Saturday, July 03, 2004

A Jerry Springer moment

Since Jeff's departure, I had started biting my nails again (a habit I had kicked when I was about 12). So, in order to save my cuticles (and my sanity) I decided to get acrylic overlays once again.

So Thursday, over lunch, I went to get a fill. It was beastly hot, I was tired, aggravated with work, and just wanted to get in and out with minimal hassle. After I had been there for about 5 minutes, this woman bursts in like a whirlwind, saying she needs to get ner acrylics soaked off. She's apparently a regular customer, as one of the nail techs seemed very familiar with her. Upon examining her nails, he asked why she needed them soaked off - she stated that she needed a fill in badly, but she couldn't afford it this week (mind you, a soak off is $5, and a fill in is a mere $14... but whatever....).

Now let me provide you with a mental picture: she appears to be in her early 40's, is thin, with long straight blonde hair, large (implanted) chest, wearing denim short-shorts, a tight white tee shirt and flip flops. No make-up or jewelry of any kind, and has obviously spent too much time in the tanning bed. She's not unattractive, but looked to be very weathered (or as they say here in the South - "rode hard and put up wet.") The overall impression I got was she was trying to appear and dress much younger than her age.

She sits down at the station next to me, and immediately starts rambling on (to whomever would listen) about how she left her husband (husband #3) last weekend, and has been living with "the affair." The "affair" also apparently proposed to her, offering her a 3 carat ring, and she feared she might also be pregnant with his child. However, she intended to move back in with Husband #3 the next day, because they have a family together and are in the process of building a house.

Again, to recap, she has now been in the salon for less than 4 minutes, and already I know wayyyy too much about her.

At this point, she turns to me and starts yakking. She insists I look familiar to her, and starts asking me where I went to school, etc... gathering her to be at least 10 years older than I am, I simply tell her I didn't attend school here. She asks how old I am, and when I told her 32, she acted shocked, remarking that I looked 24. She then tells me she's 30, and I could barely contain my amazement either! (as I said, probably too much time in the tanning bed).

She continues telling me her saga... how husband #1 shot and killed her brother, as he was having an affair with her brother's wife. How husband #2 is from Syria, and tells her 8-year-old daughter that Mommy is going to take her back to Syria where they are going to cut off her head (???). And then there's husband #3, who apparently is fairly normal, but not enough to hold her interest, which lead to "the affair." Oh, and by the way, the "affair" was waiting for her outside in his 1982 Ford Ranger pick-up (which seemed relevant to me, seeing as he allegedly just offered her a 3 carat diamond engagement ring) with her 18-month-old baby.

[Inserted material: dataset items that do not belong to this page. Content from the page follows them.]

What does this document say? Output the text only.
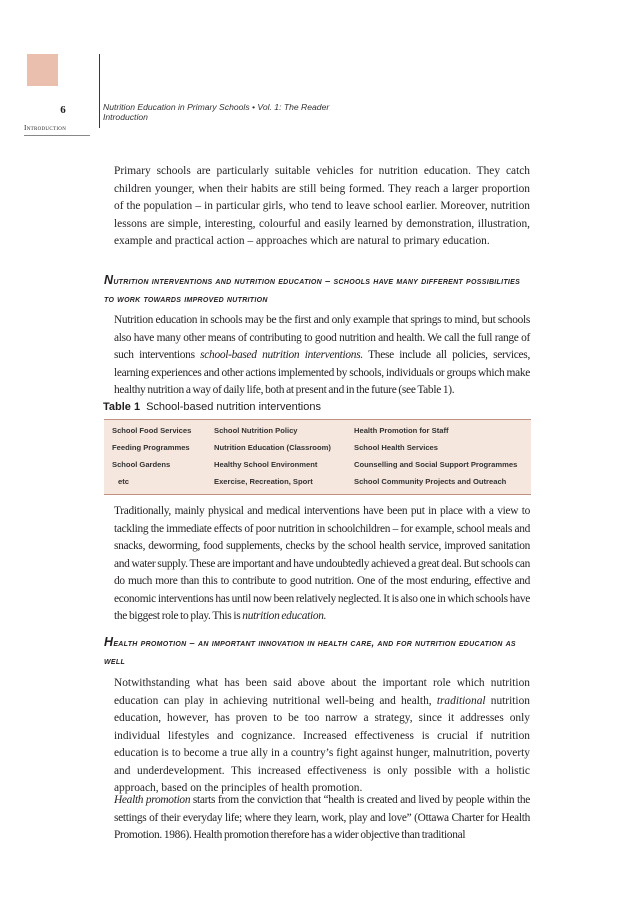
6	Nutrition Education in Primary Schools • Vol. 1: The Reader
Introduction
Introduction

Primary schools are particularly suitable vehicles for nutrition education. They catch children younger, when their habits are still being formed. They reach a larger proportion of the population – in particular girls, who tend to leave school earlier. Moreover, nutrition lessons are simple, interesting, colourful and easily learned by demonstration, illustration, example and practical action – approaches which are natural to primary education.

Nutrition interventions and nutrition education – schools have many different possibilities to work towards improved nutrition

Nutrition education in schools may be the first and only example that springs to mind, but schools also have many other means of contributing to good nutrition and health. We call the full range of such interventions school-based nutrition interventions. These include all policies, services, learning experiences and other actions implemented by schools, individuals or groups which make healthy nutrition a way of daily life, both at present and in the future (see Table 1).

Table 1 School-based nutrition interventions
School Food Services	School Nutrition Policy	Health Promotion for Staff
Feeding Programmes	Nutrition Education (Classroom)	School Health Services
School Gardens	Healthy School Environment	Counselling and Social Support Programmes
etc	Exercise, Recreation, Sport	School Community Projects and Outreach

Traditionally, mainly physical and medical interventions have been put in place with a view to tackling the immediate effects of poor nutrition in schoolchildren – for example, school meals and snacks, deworming, food supplements, checks by the school health service, improved sanitation and water supply. These are important and have undoubtedly achieved a great deal. But schools can do much more than this to contribute to good nutrition. One of the most enduring, effective and economic interventions has until now been relatively neglected. It is also one in which schools have the biggest role to play. This is nutrition education.

Health promotion – an important innovation in health care, and for nutrition education as well

Notwithstanding what has been said above about the important role which nutrition education can play in achieving nutritional well-being and health, traditional nutrition education, however, has proven to be too narrow a strategy, since it addresses only individual lifestyles and cognizance. Increased effectiveness is crucial if nutrition education is to become a true ally in a country’s fight against hunger, malnutrition, poverty and underdevelopment. This increased effectiveness is only possible with a holistic approach, based on the principles of health promotion.

Health promotion starts from the conviction that “health is created and lived by people within the settings of their everyday life; where they learn, work, play and love” (Ottawa Charter for Health Promotion. 1986). Health promotion therefore has a wider objective than traditional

At some point, the conversation switched from her love life to her profession... she felt compelled to tell me the house she's building is costing her $270,000 (which for the area of town we were in is quite pricey), and that it's a 5 bedroom, so she can have a home office (I could see that this was dangled before me so that I would ask what she did for a living, but I didn't take the bait). Lucky for me, she felt the need to volunteer this info nonetheless. She then tells me how she a commodities trader for a (large national financial institution, the name of which I will not mention). I had to try hard to stifle my laughter at this time. I was this close to telling her "You're lucky if you're a stripper on the day shift at the Diamond Lounge, honey!" (The Diamond Lounge being the SEEDIEST, SKANKIEST strip club in town, located just down the road from this nail salon).

And really, would a commodities trader who just spent over 1/4 million on a house actually worry about the additional $9 is would cost her to get a fill for her nails? Everything that came out of her mouth was suspect.

Sometime during her bout with diarrhea of the mouth, another woman came in, and (sadly for her, lucky for me) she, too, got dragged into this conversation. Without going into too much detail, it would seem that every personal tragedy that can befall a person in their lifetime, had happened to this woman at least once (sometimes twice). She was a living, breathing episode of the "Jerry Springer Show."

And I don't mean to sound insensitive to her woes. It's that I simply didn't believe them. Anything either the other woman or myself would say, she had done/seen/experienced. There was seemingly nothing this woman hadn't studied, worked at, been to or heard of. The most over-used phrase she uttered was "oh, me too!"

In retrospect, I suppose I do feel sorry for her. But not for any one of the numerous traumas she's suffered. I just feel sad for pathological liars... it makes me wonder what causes them to blur that line between fantasy and reality (and why she would fabricate such a dysfunctional fantasy world!)